Oldtimer im ersten Stock
Berliner Zeitung vom 08.09.2011
Ernst Freiberger investiert 300 Millionen Euro in das "Forum Museumsinsel". Auch für seine Autos gibt es Platz
Der Unternehmer Ernst Freiberger hat offenbar das Gespür dafür, dort zu investieren, wo es sich lohnt. Als Pizzabäcker ist der heute 61-Jährige reich geworden. Seit vielen Jahren aber begeistert er sich für historische Gebäude. In Tegel hat er die Humboldtmühle zu einer Rehabilitationsklinik ausgebaut, in Moabit das alte Bolle-Areal an der Spree modernisiert und dort das Bundesinnenministerium errichtet. Jetzt widmet sich Freiberger einem schon lange brach liegenden Areal in Mitte: Aus dem Gebäudeensemble rings um das Haupttelegraphenamt mit der alten Rohrpostanlage soll ein "Forum Museumsinsel" werden. 300 Millionen Euro will Freiberger bis zum Jahr 2014 in das Projekt zwischen Oranienburger Straße und Spree investieren.
Geschäfte und Boutiquen
Freiberger ist ein Visionär, er sieht schon die Besucher der Museumsinsel über die Monbijoustraße ins Szeneviertel schlendern - zu einem Platz, den er zwischen Haupttelegraphenamt und rot-geklinkertem ehemaligen Fernsprechamt neu anlegen will. Forum nennt er ihn, im Sommer soll es dort Konzerte, Public Viewing und einen Biergarten geben, im Winter einen Weihnachtsmarkt und eine Eisbahn.

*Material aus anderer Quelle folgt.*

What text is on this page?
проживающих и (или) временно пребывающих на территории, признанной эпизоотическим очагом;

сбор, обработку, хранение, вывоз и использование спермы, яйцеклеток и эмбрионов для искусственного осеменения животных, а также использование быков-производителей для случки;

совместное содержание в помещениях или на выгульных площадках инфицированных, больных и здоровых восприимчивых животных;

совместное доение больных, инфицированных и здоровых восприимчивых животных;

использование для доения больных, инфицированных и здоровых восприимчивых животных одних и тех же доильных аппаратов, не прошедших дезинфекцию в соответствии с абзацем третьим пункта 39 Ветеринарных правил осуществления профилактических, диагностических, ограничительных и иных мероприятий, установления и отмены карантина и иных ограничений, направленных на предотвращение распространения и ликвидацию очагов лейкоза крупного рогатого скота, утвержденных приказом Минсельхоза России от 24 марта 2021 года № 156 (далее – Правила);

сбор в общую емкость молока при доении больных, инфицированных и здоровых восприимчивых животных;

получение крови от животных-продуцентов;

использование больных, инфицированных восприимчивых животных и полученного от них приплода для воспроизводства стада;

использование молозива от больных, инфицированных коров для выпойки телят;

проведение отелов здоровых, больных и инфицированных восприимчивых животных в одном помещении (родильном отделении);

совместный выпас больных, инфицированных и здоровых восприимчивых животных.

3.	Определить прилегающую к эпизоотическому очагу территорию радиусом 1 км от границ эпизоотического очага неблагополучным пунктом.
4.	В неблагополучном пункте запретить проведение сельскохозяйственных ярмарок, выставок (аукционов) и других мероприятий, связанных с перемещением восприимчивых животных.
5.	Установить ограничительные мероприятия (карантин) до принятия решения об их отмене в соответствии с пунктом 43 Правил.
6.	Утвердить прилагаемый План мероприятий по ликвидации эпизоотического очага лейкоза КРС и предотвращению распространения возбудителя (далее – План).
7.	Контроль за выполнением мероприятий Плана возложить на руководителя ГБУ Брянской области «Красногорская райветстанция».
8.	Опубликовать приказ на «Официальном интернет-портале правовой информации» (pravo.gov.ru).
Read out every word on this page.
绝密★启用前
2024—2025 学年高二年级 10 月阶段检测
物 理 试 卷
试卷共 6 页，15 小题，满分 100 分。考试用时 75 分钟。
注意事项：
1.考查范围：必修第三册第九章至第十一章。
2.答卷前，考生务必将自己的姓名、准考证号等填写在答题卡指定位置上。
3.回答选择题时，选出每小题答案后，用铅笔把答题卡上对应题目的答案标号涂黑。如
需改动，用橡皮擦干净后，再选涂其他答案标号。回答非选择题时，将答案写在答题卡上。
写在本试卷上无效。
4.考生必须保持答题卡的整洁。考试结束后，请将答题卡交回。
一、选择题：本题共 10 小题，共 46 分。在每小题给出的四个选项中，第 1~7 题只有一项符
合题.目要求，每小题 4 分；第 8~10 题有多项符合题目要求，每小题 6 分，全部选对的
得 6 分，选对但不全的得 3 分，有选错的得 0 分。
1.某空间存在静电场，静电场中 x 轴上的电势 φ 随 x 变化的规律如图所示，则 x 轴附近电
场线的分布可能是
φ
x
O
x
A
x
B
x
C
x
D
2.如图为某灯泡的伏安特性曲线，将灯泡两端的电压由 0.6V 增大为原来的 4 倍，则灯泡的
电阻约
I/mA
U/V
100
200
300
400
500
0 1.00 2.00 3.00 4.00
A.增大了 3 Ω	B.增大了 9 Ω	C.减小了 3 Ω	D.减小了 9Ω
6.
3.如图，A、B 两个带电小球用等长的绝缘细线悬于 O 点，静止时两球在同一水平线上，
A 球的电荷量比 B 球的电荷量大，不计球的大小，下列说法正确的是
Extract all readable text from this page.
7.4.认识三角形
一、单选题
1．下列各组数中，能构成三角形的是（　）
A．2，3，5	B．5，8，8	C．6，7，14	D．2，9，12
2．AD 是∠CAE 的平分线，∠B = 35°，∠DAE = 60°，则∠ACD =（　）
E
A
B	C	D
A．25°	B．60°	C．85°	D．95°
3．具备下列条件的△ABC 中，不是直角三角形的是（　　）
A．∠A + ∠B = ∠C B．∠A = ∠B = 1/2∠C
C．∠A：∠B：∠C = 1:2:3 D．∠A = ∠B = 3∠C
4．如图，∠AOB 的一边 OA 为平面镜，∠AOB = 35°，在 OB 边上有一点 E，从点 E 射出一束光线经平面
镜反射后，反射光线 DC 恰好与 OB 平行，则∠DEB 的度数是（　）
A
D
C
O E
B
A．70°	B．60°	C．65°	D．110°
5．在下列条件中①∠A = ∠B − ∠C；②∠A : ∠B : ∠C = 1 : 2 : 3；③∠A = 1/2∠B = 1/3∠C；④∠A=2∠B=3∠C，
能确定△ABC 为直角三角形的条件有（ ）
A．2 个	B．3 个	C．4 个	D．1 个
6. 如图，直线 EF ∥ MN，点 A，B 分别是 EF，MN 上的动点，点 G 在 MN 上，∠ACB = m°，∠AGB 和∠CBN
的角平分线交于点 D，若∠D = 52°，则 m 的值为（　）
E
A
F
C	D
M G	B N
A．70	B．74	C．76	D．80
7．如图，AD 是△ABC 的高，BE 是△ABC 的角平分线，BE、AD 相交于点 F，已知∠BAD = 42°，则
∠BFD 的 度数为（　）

Ein Stück weiter ist ein Neubau geplant, mit einer Markthalle im Erdgeschoss, die der Gastronom Michael Käfer betreibt. Käfer sagt, dort werde es Lebensmittel etwa aus Frankreich, Italien und Spanien geben. In der Etage darüber ist eine Kunsthalle vorgesehen, die wohl eher eine Automobilausstellung sein wird: Von Freibergers Oldtimer-Sammlung mit 250 Autos sollen dort die 45 schönsten präsentiert werden. Wie der Neubau aussehen soll, ist ungewiss. Selbst Entwürfe von namhaften Architekten wie Lord Norman Foster haben Freiberger nicht gefallen, heißt es.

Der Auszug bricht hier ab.